Ça commence par un meurtre dans une boucherie : une jeune femme tue un homme trop entreprenant. Un coup de couteau bien affuté, et c’est terminer. Ou plutôt, la vie d’Anne peut enfin commencer.

J’ai aimé cette jeune femme qui reprend la boucherie familiale dans ce quartier de Rouen un peu sceptique.

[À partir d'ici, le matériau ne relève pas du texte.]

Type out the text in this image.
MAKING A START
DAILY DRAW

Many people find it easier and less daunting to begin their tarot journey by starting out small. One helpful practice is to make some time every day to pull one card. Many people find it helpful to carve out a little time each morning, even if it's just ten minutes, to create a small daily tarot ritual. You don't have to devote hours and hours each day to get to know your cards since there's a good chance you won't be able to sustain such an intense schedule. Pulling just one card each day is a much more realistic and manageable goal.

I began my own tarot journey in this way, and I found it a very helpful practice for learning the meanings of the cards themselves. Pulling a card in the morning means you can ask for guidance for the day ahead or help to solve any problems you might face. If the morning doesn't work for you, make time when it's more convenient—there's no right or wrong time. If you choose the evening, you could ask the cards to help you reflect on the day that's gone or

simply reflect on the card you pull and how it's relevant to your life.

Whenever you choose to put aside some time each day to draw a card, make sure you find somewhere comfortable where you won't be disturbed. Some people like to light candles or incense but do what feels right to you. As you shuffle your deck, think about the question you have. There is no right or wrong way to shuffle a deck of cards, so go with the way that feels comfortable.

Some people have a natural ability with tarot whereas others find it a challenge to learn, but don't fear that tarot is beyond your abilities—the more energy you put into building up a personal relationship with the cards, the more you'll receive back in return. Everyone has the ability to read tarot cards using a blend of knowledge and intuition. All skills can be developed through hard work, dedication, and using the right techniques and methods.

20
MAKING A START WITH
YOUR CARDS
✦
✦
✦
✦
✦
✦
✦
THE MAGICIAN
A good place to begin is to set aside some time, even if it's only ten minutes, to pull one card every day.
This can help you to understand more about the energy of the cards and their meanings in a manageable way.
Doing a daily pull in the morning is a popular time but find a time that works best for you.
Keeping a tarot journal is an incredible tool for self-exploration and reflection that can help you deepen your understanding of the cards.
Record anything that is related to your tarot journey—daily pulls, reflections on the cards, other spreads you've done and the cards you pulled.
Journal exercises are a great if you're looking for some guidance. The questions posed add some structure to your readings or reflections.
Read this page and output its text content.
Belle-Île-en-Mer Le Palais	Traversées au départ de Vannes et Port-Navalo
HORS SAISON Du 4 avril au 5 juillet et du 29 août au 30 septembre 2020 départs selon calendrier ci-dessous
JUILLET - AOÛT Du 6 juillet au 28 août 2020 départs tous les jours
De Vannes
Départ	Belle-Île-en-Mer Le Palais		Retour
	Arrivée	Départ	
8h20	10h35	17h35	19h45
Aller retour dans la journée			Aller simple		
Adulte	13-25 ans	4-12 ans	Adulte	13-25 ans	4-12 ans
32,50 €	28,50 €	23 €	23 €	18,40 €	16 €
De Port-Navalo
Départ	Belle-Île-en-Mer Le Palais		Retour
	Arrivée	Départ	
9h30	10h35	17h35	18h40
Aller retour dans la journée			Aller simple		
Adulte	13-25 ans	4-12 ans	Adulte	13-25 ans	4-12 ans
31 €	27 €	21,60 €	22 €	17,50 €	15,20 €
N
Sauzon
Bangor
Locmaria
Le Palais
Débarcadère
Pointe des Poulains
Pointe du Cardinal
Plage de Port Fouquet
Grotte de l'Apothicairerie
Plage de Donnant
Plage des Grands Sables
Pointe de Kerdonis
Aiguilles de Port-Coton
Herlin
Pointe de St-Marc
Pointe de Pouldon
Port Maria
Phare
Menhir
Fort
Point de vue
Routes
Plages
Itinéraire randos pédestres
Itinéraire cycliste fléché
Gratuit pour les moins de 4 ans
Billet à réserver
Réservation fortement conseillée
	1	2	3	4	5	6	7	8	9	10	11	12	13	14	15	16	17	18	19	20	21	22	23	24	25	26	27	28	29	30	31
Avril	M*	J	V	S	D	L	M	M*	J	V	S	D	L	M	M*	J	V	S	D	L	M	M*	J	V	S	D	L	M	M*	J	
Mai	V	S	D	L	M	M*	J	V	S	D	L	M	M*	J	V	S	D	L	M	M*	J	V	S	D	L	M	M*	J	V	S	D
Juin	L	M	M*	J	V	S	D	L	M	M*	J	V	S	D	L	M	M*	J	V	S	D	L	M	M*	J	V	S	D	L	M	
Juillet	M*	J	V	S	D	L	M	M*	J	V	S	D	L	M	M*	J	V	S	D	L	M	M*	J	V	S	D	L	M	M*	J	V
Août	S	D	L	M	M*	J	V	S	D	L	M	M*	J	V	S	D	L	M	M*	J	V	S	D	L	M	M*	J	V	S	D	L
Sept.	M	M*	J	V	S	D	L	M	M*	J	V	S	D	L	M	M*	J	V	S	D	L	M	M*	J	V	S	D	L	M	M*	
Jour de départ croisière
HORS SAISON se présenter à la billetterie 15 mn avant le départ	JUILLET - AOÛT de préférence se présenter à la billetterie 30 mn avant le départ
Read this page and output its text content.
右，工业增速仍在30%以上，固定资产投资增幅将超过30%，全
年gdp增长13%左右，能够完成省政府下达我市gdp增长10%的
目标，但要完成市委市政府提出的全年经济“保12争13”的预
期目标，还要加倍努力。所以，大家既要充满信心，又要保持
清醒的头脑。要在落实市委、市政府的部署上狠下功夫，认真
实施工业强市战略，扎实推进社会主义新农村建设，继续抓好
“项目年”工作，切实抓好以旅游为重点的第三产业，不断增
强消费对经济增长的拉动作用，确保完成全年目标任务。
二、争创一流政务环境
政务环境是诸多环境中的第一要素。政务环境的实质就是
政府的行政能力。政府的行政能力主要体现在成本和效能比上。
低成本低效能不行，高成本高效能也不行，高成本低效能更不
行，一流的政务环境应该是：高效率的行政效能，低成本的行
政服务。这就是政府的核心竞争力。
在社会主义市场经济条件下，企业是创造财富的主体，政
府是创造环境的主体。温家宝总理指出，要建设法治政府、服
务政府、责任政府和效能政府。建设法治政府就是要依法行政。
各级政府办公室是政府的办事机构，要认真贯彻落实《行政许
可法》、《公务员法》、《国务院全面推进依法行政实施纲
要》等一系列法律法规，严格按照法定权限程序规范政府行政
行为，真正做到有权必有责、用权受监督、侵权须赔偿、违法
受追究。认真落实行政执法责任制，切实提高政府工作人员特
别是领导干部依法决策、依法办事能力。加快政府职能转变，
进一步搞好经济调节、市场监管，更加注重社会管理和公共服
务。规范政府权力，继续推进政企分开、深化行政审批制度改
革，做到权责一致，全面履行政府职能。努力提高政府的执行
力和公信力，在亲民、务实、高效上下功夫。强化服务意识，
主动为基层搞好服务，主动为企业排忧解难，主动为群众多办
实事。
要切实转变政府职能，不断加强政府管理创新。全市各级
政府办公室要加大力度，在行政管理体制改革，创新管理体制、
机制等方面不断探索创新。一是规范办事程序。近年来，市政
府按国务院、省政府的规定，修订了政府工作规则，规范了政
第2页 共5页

J’ai aimé qu’elle aille chercher son amie de CAP Boucherie Stacey, une jeune femme à l’opposé d’elle-même ; qu’ensemble elles ouvrent un commerce différent, dans lequel on offre des tranches de saucisson aux enfants pour les faire patienter, dans lequel le billot de découpe se trouve au milieu du magasin.

J’ai aimé découvrir l’histoire de ces femmes.

Mais les hommes violents ne sont jamais loin, et c’est tant pis pour eux.

J’ai aimé le journaliste Nour, au prénom épicène, qui tombe amoureux d’Anne, mais qui enquête également sur les disparitions d’hommes du quartier.

J’ai aimé Michèle, au départ engagé pour tenir la caisse, mais qui met la main à la pâte lorsque c’est nécessaire.

J’ai détesté la Blonde sur le retour qui se mêle de tout, et surtout de ce qui ne la regarde pas, et j’ai aimé que les commerçants du quartier aient chacun leur avis sur les bouchères.

J’ai aimé les leitmotivs : les couteaux aiguisés, la découpe jouissive, le calva dans la cave, les couilles conservés dans un bocal à confiture.

J’ai aimé ce roman très sensuel dans lequel les odeurs ont aussi leurs places.

J’ai pris des idées de recettes pour la Pentecôte : brochettes de veau au thym, veau Orloff à l’oseille, Wok de veau à la sauge, tartare de veau à la coriandre (p.196)

J’ai découvert l’expression « chien de la casse » qui désigne un homme vindicatif, peu scrupuleux ou agressif dont les fins justifient les moyens employés.

J’ai aimé ses trois femmes qui ne s’en laissent pas compter.

L’image que je retiendrai :

Celle de la déco de printemps de la boucherie avec des fleurs sur les présentoirs.